PDK and PKM2 preferentially drive pyruvate flux for aerobic glycolysis, which are important metabolic checkpoints in aerobic glycolysis. PKM2 dimer shows low enzyme activity and acts as a metabolic switch in aerobic glycolysis. PKM2 is responsible for catalyzing the last step of glycolysis; it consumes phosphoenolpyruvate (PEP) and ADP, generates ATP, and provides pyruvate for subsequent mitochondrial oxidative phosphorylation or lactate fermentation [29]. PDK1 is the key factor between glycolysis and the Krebs cycle. When stimulated by specific agonists, PDK phosphorylates the E1α subunit of PDH, inhibiting its activity.
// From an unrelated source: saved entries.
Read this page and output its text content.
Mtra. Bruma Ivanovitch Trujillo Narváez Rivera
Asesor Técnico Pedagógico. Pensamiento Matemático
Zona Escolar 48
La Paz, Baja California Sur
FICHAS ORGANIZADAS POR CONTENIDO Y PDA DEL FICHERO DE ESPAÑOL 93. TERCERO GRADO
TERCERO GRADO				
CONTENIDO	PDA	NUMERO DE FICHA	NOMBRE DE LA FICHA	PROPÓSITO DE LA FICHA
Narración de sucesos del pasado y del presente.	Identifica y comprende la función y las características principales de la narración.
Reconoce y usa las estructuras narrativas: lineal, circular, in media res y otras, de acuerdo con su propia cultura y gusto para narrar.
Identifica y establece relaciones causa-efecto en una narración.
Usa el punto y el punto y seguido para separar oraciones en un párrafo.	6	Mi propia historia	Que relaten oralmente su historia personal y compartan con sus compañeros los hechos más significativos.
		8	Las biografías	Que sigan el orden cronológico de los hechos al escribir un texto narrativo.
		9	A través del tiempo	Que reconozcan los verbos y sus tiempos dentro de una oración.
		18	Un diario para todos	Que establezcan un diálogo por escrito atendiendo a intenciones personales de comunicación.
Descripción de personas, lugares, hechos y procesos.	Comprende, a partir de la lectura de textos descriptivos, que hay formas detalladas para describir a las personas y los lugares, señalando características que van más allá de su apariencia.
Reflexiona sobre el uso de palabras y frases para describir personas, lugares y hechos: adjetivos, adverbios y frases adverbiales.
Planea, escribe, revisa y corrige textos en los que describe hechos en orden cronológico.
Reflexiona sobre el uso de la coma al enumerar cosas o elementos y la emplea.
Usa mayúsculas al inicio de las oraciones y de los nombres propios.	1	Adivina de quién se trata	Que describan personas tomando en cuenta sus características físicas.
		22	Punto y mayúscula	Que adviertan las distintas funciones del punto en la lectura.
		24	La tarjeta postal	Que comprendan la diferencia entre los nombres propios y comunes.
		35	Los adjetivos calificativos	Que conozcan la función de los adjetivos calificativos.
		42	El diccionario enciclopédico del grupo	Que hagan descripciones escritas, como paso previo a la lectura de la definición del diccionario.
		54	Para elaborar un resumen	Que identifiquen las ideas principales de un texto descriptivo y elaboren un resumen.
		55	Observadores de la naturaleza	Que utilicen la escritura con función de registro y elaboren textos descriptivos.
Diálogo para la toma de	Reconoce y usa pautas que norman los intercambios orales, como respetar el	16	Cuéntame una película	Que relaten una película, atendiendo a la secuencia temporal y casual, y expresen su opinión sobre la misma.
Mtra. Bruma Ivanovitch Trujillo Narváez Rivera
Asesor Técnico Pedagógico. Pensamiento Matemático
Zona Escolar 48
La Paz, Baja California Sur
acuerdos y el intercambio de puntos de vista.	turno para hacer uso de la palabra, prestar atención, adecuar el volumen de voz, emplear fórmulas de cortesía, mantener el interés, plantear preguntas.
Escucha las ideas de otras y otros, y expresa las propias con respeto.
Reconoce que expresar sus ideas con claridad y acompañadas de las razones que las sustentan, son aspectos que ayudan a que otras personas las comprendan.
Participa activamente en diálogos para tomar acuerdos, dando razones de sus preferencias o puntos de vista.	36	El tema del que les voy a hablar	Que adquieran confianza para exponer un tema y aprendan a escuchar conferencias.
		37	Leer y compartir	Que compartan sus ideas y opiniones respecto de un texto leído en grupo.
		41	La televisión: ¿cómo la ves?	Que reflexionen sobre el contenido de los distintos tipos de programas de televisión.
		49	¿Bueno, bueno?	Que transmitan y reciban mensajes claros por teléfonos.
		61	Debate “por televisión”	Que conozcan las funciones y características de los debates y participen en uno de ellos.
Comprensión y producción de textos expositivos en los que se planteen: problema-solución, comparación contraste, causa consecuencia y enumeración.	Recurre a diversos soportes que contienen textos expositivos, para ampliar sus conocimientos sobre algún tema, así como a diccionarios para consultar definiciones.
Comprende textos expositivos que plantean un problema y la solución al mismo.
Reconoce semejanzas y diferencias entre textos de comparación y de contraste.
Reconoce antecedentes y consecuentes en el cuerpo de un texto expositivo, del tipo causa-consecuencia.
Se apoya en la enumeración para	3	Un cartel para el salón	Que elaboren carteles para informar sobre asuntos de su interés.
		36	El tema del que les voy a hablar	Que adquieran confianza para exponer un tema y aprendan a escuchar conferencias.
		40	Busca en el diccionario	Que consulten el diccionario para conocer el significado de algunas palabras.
This inhibition shifts pyruvate flux away from the Krebs cycle towards aerobic glycolysis, resulting in the production of lactate [18]. In this study, the results of our Western blot experiments showed that MT-95ET could inhibit platelet aerobic glycolysis regulators PKM2 and PDK1, thereby cutting off the energy generation process required for platelet activation and exerting an antiplatelet activation effect.

PI3K and GSK3β are the major regulators of outside-in signaling and can discriminate between diverse extracellular signals and associated receptors [19]. It is known that PDK1 and PKM2 are related to the signal transduction of platelets. PDK1 regulates αIIbβ3 integrin signaling via AKT, inhibiting GSK3β to modulate thrombin-induced platelet aggregation and clot retraction [18]. Research shows that PKM2 regulates platelet function through the PI3K-mediated AKT/GSK3 signaling pathway [16]. Our data showed that the phosphorylation levels of PI3K and GSK3β in activated platelets were upregulated, and MT-95ET downregulated the phosphorylation of PI3K and GSK3β in activated platelets, inhibited platelet signaling, and inhibited platelet activation. Suggesting that MT-95ET inhibits platelet activation by a new regulatory pathway, which coordinates many aspects of platelet function, from metabolism to cell signal transduction to platelet activation.

Our findings made up for the blank in the chemical and pharmacological research of Allium chinense, provided a certain experimental database for the medicinal development of Allium chinense, and provided a potential strategy for antiplatelet therapy of myocardial I/R injury.

There are limitations in this study. Although the detailed analysis of transcriptomic data provides evidence of a potential role for modulation of glycolysis, there is an absence of direct functional validation. To address these gaps, subsequent studies should attempt to prove causation by using gene silencing (siRNA) or pharmacologic blockers of PKM2/PDK1.

5. Conclusions

MT-95ET, the ethanol extract of Allium chinense, exhibited significant beneficial effects on myocardial injury and platelet activation induced by I/R. We conducted a comprehensive analysis of the anti-platelet effects of Allium chinense, utilizing a multifaceted approach that included transcriptome sequencing, molecular docking, and experimental validation to elucidate the underlying mechanisms. The UHPLC-Q-Orbitrap-MS/MS analysis identified 13 chemical constituents within the Allium chinense extract. Furthermore, the integration of transcriptome sequencing and molecular docking analyses revealed key targets associated with the anti-platelet effects of the Allium chinense extract, including PDK1 and PKM2, which present novel aerobic glycolytic metabolism targets for inhibiting platelet activation. By elucidating the anti-platelet potential of Allium chinense extract and its mechanisms of action, our study provides a theoretical foundation for its application as a functional food with antiplatelet and anti-myocardial I/R injury.